Muckenhoupt’s theorem gives us very good estimates of the Hardy constant in many cases. As an example, consider exponential weights: \begin{equation*} \mu(x) = \nu(x) = e^{-x}, \qquad x > 0. \end{equation*} One easily sees that $B=1$ in this case, so Theorem 1 says that \begin{equation*} \int_0^\infty (u(x)-u(0))^2 e^{-x} \d x \leq 4 \int_0^\infty (u’(x))^2 e^{-x} \d x \end{equation*} for all absolutely continuous functions $u \: [0, +\infty) \to \R$. In fact, the Hardy constant $\lambda = 1/4$ is actually optimal here! We can show this by considering essentially the same test function which was mentioned in the proof of the theorem: for $r < 1/2$ take \begin{equation*} u(x) := e^{\alpha x},\qquad x \geq 0. \end{equation*} Plugging this in the inequality and letting $\alpha \to 1/2$ shows that one cannot do better than $\lambda = 1/4$. (We could have taken exactly the test function given in the proof, but this one is slightly easier to work with.) So in fact lower bound on $\lambda$ in Muckenhoupt's theorem is optimal here, and the test function used in the proof even gives a proof of that!

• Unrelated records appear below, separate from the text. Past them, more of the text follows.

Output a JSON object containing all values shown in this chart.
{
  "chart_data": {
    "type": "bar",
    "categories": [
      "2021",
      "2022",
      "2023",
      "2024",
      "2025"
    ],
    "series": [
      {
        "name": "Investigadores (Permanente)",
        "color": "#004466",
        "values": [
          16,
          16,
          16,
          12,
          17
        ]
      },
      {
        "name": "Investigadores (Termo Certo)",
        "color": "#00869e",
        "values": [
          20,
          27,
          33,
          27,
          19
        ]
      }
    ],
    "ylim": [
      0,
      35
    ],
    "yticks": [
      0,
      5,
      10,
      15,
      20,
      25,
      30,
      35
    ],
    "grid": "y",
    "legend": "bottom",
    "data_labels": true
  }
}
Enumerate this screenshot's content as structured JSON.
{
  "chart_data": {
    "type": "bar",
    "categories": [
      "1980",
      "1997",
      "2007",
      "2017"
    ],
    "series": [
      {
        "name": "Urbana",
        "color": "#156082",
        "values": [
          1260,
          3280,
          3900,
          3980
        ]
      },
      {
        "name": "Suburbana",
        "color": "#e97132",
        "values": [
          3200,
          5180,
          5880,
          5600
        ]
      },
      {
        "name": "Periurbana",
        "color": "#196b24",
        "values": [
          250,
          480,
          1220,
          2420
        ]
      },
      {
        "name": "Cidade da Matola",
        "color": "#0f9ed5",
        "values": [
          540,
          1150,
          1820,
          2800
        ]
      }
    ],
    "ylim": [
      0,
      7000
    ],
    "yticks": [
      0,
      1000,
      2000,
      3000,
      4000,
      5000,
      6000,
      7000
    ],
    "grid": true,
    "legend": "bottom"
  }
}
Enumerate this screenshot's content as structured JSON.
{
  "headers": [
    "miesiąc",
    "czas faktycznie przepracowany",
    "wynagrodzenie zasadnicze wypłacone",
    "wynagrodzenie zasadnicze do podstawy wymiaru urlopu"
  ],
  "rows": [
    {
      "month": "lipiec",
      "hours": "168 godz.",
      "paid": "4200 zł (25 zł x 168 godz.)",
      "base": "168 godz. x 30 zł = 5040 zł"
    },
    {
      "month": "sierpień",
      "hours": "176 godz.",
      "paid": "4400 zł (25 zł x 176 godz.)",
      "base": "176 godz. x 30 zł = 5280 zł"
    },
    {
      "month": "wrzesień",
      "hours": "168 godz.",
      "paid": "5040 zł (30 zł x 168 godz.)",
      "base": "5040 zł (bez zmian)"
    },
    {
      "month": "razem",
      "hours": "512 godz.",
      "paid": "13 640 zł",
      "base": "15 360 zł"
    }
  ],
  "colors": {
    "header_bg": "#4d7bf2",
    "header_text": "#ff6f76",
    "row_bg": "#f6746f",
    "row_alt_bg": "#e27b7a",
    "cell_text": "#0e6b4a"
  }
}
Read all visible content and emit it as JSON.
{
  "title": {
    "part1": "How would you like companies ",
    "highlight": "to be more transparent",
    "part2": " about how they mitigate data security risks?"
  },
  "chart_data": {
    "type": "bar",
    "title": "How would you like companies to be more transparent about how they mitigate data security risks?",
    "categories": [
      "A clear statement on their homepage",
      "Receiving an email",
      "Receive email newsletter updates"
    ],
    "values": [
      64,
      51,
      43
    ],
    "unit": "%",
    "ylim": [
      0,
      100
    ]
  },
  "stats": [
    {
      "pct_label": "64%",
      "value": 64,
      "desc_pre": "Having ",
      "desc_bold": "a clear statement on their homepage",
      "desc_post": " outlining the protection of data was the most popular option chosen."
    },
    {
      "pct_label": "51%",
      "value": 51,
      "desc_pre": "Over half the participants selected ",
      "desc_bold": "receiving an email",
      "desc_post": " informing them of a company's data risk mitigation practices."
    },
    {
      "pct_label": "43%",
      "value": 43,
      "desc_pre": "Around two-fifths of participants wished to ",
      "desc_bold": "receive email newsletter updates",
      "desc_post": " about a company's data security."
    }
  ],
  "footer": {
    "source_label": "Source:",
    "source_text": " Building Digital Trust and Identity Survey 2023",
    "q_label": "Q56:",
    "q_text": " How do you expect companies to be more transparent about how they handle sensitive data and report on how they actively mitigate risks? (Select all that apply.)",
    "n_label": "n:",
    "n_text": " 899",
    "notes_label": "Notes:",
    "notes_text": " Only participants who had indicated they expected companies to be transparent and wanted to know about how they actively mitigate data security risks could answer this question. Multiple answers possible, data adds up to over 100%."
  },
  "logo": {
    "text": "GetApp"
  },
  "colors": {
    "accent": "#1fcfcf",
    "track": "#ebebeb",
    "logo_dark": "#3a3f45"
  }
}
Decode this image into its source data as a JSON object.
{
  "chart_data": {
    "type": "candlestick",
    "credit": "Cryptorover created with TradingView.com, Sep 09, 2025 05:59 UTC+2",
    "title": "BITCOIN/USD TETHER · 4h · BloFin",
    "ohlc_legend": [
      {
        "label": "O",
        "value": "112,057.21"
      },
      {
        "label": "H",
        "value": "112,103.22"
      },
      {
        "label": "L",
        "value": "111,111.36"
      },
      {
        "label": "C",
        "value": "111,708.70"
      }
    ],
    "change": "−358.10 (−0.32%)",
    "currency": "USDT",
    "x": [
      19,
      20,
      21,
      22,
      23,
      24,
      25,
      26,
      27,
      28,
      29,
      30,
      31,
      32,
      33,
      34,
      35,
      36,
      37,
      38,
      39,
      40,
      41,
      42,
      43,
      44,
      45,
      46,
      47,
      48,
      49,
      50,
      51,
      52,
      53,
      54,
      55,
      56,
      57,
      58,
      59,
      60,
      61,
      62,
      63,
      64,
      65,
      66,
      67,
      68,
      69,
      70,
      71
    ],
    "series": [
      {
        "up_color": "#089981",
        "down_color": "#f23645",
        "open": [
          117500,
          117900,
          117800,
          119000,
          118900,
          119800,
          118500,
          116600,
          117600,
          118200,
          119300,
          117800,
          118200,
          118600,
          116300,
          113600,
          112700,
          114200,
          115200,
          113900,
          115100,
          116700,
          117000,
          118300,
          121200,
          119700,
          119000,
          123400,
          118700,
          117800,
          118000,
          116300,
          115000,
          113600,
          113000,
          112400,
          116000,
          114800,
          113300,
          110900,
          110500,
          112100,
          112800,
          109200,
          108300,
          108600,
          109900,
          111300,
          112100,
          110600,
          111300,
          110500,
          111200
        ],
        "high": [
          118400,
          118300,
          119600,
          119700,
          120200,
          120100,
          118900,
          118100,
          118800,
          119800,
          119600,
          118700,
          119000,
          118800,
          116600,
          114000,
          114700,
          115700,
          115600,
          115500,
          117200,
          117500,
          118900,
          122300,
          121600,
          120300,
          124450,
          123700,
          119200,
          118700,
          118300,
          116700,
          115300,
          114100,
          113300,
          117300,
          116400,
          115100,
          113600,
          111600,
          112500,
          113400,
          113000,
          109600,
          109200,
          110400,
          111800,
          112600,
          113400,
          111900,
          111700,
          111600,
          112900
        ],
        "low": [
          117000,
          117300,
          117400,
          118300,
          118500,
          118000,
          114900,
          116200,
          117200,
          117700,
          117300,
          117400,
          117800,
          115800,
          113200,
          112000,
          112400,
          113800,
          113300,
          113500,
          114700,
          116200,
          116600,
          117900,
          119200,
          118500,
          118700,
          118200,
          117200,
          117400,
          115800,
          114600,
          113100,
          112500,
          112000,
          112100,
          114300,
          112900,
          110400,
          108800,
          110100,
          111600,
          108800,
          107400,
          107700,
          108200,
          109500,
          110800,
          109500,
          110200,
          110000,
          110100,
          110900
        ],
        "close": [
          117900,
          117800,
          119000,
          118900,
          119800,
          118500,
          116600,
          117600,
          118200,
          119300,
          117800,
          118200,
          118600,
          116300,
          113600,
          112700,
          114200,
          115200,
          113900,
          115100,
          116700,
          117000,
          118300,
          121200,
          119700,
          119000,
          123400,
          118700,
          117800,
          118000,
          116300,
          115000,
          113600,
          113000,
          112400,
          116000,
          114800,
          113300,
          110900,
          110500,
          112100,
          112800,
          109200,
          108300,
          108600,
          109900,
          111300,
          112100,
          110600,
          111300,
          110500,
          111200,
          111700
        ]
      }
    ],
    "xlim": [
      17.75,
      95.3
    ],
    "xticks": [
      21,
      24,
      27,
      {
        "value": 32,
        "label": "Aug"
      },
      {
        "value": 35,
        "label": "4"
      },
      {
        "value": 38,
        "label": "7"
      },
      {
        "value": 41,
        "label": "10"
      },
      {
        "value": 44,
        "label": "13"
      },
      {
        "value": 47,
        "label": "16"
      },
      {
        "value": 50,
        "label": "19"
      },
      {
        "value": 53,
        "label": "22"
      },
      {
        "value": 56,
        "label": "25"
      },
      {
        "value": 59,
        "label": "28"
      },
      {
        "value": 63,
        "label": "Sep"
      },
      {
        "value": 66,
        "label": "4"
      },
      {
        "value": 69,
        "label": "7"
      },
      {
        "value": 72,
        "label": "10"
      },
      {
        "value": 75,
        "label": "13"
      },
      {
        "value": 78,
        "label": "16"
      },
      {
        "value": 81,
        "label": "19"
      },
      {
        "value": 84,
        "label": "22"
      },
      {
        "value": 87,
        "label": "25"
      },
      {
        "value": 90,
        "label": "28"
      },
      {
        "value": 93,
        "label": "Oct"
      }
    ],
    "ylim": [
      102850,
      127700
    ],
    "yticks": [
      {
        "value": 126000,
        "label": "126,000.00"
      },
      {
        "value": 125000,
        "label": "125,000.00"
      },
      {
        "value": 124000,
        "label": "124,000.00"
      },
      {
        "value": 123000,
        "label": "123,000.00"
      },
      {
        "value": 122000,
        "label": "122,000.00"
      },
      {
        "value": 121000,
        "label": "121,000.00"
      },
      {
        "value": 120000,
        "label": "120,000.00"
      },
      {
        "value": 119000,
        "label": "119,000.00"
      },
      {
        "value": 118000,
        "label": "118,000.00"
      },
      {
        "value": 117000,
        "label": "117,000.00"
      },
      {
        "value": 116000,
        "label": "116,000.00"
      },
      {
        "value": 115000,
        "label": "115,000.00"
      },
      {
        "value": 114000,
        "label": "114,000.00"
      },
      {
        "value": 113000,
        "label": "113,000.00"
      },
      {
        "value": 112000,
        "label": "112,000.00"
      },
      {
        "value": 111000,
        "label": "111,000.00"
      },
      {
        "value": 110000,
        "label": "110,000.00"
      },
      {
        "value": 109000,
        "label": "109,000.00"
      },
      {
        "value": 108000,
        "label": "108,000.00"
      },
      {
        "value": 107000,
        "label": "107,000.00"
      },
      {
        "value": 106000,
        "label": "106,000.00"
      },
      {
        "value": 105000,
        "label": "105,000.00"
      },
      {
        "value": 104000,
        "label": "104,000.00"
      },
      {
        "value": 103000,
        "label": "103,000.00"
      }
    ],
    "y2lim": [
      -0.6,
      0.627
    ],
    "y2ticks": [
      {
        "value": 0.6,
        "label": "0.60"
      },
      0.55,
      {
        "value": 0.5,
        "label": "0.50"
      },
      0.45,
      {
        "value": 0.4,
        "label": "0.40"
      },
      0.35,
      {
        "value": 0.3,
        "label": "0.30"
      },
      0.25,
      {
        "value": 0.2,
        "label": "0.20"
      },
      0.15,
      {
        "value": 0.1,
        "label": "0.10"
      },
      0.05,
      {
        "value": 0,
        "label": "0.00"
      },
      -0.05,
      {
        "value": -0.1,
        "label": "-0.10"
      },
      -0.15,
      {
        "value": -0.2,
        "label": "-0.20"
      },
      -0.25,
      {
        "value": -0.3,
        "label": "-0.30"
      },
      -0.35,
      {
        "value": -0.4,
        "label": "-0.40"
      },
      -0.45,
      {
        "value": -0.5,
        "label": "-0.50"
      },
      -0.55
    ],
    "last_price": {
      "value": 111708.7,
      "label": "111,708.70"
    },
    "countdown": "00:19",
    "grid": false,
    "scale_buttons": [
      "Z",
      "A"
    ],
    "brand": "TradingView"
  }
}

I don't know when this holds for other weights, that is, when the lower bound in Theorem 1 happens to be optimal---drop me a line if you do!

For another example, consider \begin{equation*} \mu(x) = \nu(x) = e^{-x^2}, \qquad x > 0. \end{equation*} It is easy to see that the constant $B$ is finite in this case too, by using that as $r \to +\infty$, \begin{equation*} \int_r^\infty e^{x^2} \d x \sim \frac{1}{2 r} e^{r^2}, \qquad \int_0^r e^{x^2} \d x \sim \frac{1}{2 r} e^{r^2}, \end{equation*} but it is harder to estimate the best constant in this case since the integral cannot be calculated explicitly. In general, for the weights \begin{equation*} \mu(x) = \nu(x) = e^{-x^k}, \qquad x > 0. \end{equation*} one can see that Hardy’s inequality holds for all $k \geq 1$, but not for $0 < k < 1$.